Proprio questa vicenda, commovente e quasi dimenticata, è il fil rouge della 17ª edizione del Concerto della Memoria e del Dialogo che gli Amici della Musica proporranno lunedì, il 27 gennaio alle 20.30, al teatro Comunale Pavarotti Freni (con ingresso a 10 euro, ridotto 5). ’La corda rotta’ sarà una tessitura di musica e parole, con la narrazione del drammaturgo e musicologo Guido Barbieri, il soprano Valentina Coladonato e il pianista Paolo Marzocchi: verranno eseguite sette pagine vocali e strumentali nate nel ghetto di Terezin da musicisti che vi erano internati, come Ilse Weber, Viktor Ullmann e Gideon Klein, in un ideale dialogo con una nuova composizione di Paolo Marzocchi, che da quelle musiche prende spunto.
’Dialogo’ è appunto la parola chiave di questo concerto "che di anno in anno ha affrontato non solo la memoria della shoah, ma anche tante altre memorie e situazioni critiche della storia dell’umanità", sottolinea il maestro Aldo Sisillo, direttore del teatro Comunale. Memoria viva, che attraverso la musica vuole seminare nuove occasioni di conoscenza e di confronto, come rimarcano Matteo Tiezzi, presidente della Fondazione di Modena, e Andrea Bortolamasi, assessore comunale alla cultura. "L’obiettivo del nostro concerto è anche ‘politico’, con la volontà di creare connessioni e consapevolezza anche sulla situazione attuale", aggiunge Andras Gemes, presidente degli Amici della Musica.
Fra il 1941 e il ‘44 Terezin fu come un ghetto ‘modello’: a tutti gli effetti era un lager, un centro di smistamento e di transito verso Auschwitz, ma i nazisti la resero una fabbrica d’arte che lavorava giorno e notte, dove si tenevano concerti, opere liriche, spettacoli teatrali e di cabaret.
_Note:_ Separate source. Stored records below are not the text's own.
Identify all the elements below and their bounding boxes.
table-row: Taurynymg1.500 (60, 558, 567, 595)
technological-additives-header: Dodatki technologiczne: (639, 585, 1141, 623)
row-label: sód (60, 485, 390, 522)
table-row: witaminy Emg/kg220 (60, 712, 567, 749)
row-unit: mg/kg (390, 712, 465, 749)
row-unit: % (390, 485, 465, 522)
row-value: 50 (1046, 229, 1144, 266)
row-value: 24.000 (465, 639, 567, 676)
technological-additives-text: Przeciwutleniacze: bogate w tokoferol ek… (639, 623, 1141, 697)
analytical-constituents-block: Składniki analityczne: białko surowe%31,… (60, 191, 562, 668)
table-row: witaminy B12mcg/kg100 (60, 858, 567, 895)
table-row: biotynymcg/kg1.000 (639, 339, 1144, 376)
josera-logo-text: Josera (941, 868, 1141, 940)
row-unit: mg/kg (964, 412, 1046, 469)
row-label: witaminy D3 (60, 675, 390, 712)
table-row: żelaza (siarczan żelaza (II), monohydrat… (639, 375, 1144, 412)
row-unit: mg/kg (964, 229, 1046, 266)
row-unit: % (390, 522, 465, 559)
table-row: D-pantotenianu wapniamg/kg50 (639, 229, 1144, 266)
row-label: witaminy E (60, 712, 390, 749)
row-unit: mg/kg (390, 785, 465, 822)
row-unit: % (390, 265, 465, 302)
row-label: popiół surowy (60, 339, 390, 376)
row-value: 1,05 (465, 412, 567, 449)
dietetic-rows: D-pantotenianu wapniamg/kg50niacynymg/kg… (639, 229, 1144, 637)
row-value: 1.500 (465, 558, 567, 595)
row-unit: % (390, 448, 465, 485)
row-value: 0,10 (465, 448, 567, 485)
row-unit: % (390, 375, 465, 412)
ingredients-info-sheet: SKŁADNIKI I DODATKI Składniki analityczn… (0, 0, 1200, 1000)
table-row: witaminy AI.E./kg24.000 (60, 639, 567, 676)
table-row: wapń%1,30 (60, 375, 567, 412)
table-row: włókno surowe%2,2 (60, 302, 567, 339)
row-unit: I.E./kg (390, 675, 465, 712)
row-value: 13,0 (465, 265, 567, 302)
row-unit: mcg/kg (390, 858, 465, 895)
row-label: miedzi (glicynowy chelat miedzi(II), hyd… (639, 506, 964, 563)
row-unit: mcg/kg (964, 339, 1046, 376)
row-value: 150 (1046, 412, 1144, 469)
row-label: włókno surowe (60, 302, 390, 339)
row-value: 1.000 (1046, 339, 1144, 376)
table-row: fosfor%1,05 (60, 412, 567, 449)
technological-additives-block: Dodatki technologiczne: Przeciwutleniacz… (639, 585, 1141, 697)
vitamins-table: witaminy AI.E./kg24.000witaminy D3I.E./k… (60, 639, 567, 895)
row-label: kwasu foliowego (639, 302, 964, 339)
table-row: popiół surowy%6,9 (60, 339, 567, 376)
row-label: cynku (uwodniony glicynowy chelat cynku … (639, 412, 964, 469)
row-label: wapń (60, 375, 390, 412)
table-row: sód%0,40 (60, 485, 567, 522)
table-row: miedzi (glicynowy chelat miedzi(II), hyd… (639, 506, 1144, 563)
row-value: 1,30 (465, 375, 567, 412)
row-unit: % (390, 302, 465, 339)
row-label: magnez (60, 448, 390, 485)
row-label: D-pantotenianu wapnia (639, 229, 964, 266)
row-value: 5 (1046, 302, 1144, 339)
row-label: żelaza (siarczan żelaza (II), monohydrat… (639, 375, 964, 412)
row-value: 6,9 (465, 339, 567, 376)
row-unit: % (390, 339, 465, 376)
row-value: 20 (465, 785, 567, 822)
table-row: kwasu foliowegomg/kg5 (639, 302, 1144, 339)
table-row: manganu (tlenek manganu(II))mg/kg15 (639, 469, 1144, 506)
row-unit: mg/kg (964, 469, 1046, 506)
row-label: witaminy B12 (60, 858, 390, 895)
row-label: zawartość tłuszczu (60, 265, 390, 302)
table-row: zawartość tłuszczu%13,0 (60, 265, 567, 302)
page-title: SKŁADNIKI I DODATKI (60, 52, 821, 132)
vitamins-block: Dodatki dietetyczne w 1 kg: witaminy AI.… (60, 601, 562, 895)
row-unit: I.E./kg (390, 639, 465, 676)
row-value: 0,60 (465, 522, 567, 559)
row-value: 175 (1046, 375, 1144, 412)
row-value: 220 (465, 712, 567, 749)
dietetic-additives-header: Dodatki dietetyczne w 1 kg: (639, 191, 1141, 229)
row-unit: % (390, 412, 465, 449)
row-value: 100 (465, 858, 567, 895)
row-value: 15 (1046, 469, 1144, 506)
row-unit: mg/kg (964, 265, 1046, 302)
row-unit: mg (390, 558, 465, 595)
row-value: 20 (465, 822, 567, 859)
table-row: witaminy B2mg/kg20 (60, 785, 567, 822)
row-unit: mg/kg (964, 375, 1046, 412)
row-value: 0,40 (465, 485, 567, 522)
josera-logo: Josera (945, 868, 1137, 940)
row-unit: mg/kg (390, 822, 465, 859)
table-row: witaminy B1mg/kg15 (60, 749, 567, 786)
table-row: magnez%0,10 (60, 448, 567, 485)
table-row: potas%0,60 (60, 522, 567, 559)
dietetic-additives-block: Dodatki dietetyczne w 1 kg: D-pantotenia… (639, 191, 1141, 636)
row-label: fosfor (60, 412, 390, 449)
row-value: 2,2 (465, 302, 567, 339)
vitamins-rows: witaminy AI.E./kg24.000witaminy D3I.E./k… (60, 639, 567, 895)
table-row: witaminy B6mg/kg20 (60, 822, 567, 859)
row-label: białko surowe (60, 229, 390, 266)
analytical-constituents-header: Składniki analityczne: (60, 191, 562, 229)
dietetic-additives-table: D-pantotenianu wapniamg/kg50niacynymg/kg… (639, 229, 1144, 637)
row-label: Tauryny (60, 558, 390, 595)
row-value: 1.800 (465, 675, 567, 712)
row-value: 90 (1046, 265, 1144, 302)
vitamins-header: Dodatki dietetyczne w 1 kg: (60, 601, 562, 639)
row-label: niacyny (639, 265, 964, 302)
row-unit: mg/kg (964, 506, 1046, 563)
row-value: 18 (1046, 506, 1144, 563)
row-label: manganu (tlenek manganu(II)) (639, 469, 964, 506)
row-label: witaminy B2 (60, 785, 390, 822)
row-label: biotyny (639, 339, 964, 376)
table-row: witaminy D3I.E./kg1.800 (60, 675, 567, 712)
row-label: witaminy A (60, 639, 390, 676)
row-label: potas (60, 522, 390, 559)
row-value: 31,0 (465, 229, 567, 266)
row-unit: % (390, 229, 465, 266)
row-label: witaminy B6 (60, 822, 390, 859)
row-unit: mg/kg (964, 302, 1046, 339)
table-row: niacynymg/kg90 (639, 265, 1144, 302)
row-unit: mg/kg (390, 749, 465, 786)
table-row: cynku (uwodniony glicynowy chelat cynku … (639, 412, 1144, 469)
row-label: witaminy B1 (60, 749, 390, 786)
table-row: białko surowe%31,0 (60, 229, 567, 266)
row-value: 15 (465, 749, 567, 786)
Vi furono internati alcuni degli principali artisti europei, che nella disperazione dei tempi si aggrapparono alla musica, alla parola, alla pittura in una necessità di sopravvivenza creativa. Tutto questo finiì il 17 ottobre 1944, quando i 1390 artisti di Terezin vennero condotti alla camera a gas a Birkenau. E quella corda si spezzò completamente.